Woodland Hills is the capital of the boxy office building, with acres and acres of office parks that are filled with boxy buildings that are always beige, if not in color than at least in style, often both.
The complex I work in is a massive affair with seven literally beige buildings and two literally beige parking garages that are so huge that getting in and out of them takes much longer than it should. The latter is actually a little creepy. You get in your car and you drive and then you drive some more and then you keep driving and you go down a ramp and around a corner and then you keep driving and it seems like there’s no way you can still be on level 3 but you are and then you actually see your fingernails start to get longer and you’re only on level 2 and by the time you get out of the garage the sun is coming up and it’s time to go back to work.
Okay, I’m exaggerating a little, but not by much, I swear.
Anyway, I have never really gone to explore the office park because, well, it’s an office park and so really, why?
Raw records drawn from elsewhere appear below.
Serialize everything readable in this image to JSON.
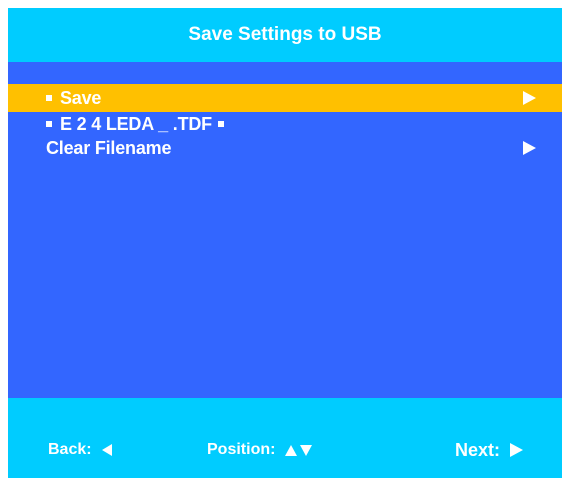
{
  "header": {
    "title": "Save Settings to USB"
  },
  "menu": {
    "items": [
      {
        "label": "Save",
        "bullet": true,
        "selected": true,
        "has_submenu": true,
        "arrow_icon": "arrow-right-icon"
      },
      {
        "label": "E 2 4 LEDA _ .TDF",
        "bullet": true,
        "trailing_bullet": true,
        "selected": false,
        "has_submenu": false
      },
      {
        "label": "Clear Filename",
        "bullet": false,
        "selected": false,
        "has_submenu": true,
        "arrow_icon": "arrow-right-icon"
      }
    ]
  },
  "footer": {
    "back_label": "Back:",
    "back_icon": "arrow-left-icon",
    "position_label": "Position:",
    "position_icons": [
      "arrow-up-icon",
      "arrow-down-icon"
    ],
    "next_label": "Next:",
    "next_icon": "arrow-right-icon"
  },
  "colors": {
    "background": "#3366ff",
    "bars": "#00ccff",
    "highlight": "#ffc000",
    "text": "#ffffff"
  }
}
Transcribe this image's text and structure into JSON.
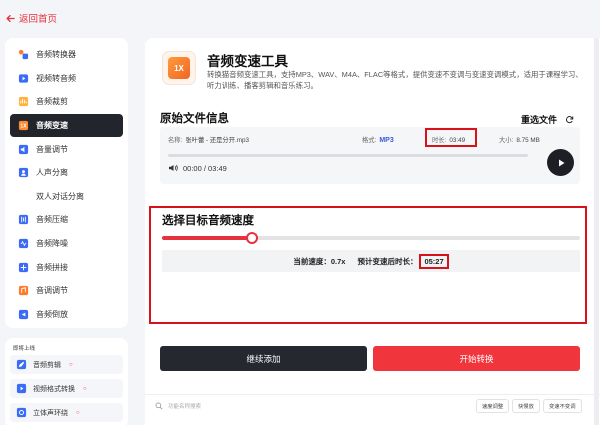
{
  "topbar": {
    "back_label": "返回首页"
  },
  "sidebar": {
    "items": [
      {
        "label": "音频转换器",
        "icon": "audio-convert-icon",
        "color": "#ff7a29"
      },
      {
        "label": "视频转音频",
        "icon": "video-audio-icon",
        "color": "#3b6cf6"
      },
      {
        "label": "音频裁剪",
        "icon": "audio-cut-icon",
        "color": "#ff9a2e"
      },
      {
        "label": "音频变速",
        "icon": "speed-icon",
        "color": "#ff8a30",
        "active": true
      },
      {
        "label": "音量调节",
        "icon": "volume-icon",
        "color": "#3b6cf6"
      },
      {
        "label": "人声分离",
        "icon": "voice-split-icon",
        "color": "#3b6cf6"
      },
      {
        "label": "双人对话分离",
        "icon": "dialog-split-icon",
        "color": "#ffffff"
      },
      {
        "label": "音频压缩",
        "icon": "compress-icon",
        "color": "#3b6cf6"
      },
      {
        "label": "音频降噪",
        "icon": "denoise-icon",
        "color": "#3b6cf6"
      },
      {
        "label": "音频拼接",
        "icon": "merge-icon",
        "color": "#3b6cf6"
      },
      {
        "label": "音调调节",
        "icon": "pitch-icon",
        "color": "#ff7a29"
      },
      {
        "label": "音频倒放",
        "icon": "reverse-icon",
        "color": "#3b6cf6"
      }
    ]
  },
  "side2": {
    "title": "即将上线",
    "items": [
      {
        "label": "音频剪辑",
        "icon": "audio-edit-icon"
      },
      {
        "label": "视频格式转换",
        "icon": "video-format-icon"
      },
      {
        "label": "立体声环绕",
        "icon": "stereo-icon"
      }
    ]
  },
  "tool": {
    "icon_text": "1X",
    "title": "音频变速工具",
    "description": "转换猫音频变速工具，支持MP3、WAV、M4A、FLAC等格式，提供变速不变调与变速变调模式，适用于课程学习、听力训练、播客剪辑和音乐练习。"
  },
  "original": {
    "section_title": "原始文件信息",
    "reselect_label": "重选文件",
    "name_label": "名称:",
    "name_value": "张叶蕾 - 还是分开.mp3",
    "format_label": "格式:",
    "format_value": "MP3",
    "duration_label": "时长:",
    "duration_value": "03:49",
    "size_label": "大小:",
    "size_value": "8.75 MB",
    "time_display": "00:00 / 03:49"
  },
  "speed": {
    "section_title": "选择目标音频速度",
    "slider_fraction": 0.215,
    "current_label": "当前速度：",
    "current_value": "0.7x",
    "new_label": "预计变速后时长：",
    "new_value": "05:27"
  },
  "actions": {
    "add_label": "继续添加",
    "start_label": "开始转换"
  },
  "footer": {
    "search_placeholder": "功能名称搜索",
    "chips": [
      "速度调整",
      "快慢放",
      "变速不变调"
    ]
  },
  "colors": {
    "accent": "#e6323c",
    "dark": "#23252c",
    "highlight": "#d9111a"
  }
}
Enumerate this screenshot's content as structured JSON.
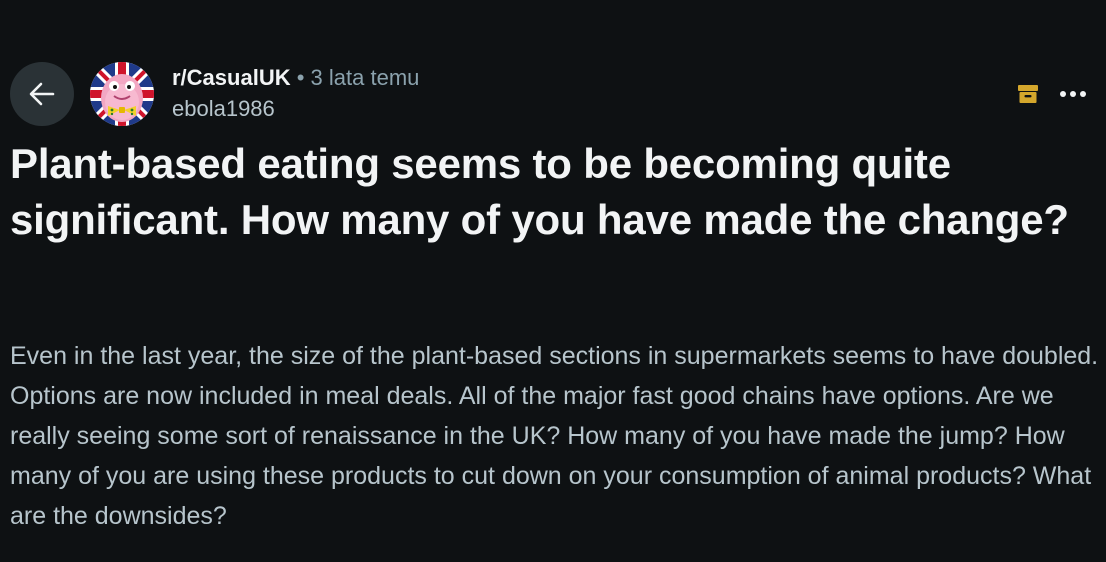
{
  "post": {
    "subreddit": "r/CasualUK",
    "separator": "•",
    "time": "3 lata temu",
    "author": "ebola1986",
    "title": "Plant-based eating seems to be becoming quite significant. How many of you have made the change?",
    "body": "Even in the last year, the size of the plant-based sections in supermarkets seems to have doubled. Options are now included in meal deals. All of the major fast good chains have options. Are we really seeing some sort of renaissance in the UK? How many of you have made the jump? How many of you are using these products to cut down on your consumption of animal products? What are the downsides?"
  },
  "icons": {
    "back": "arrow-left-icon",
    "archive": "archive-icon",
    "more": "more-horizontal-icon"
  },
  "colors": {
    "background": "#0e1113",
    "archive_accent": "#d4a72c",
    "back_button_bg": "#2a3236",
    "secondary_text": "#b7c5cc"
  }
}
But today I had not made it away from my desk for more than a couple of minutes so in the afternoon, as the temperatures soared to a delightful 84 degrees (sorry, pretty much everywhere else) I decided to go take a walk around the entire complex just to see what I might see.
It was most beige and totally boring, although there was this sculpture.
The interesting thing about it was not the sculpture itself, but rather this plaque at its base which reads: “This project is in satisfaction of an art development fee obligation.” In other words, the people who built the place didn’t want to take up valuable real estate that could have been used for more boxy beige office building space or even larger parking garages that would take even longer to get out of, but they had to because of some ordinance that said that their beige office building complexes had to have a tiny bit of something other than a beige office building.
I personally would have preferred a cupcake store of some kind, but I guess people who work in the boringest place on earth can’t be too picky.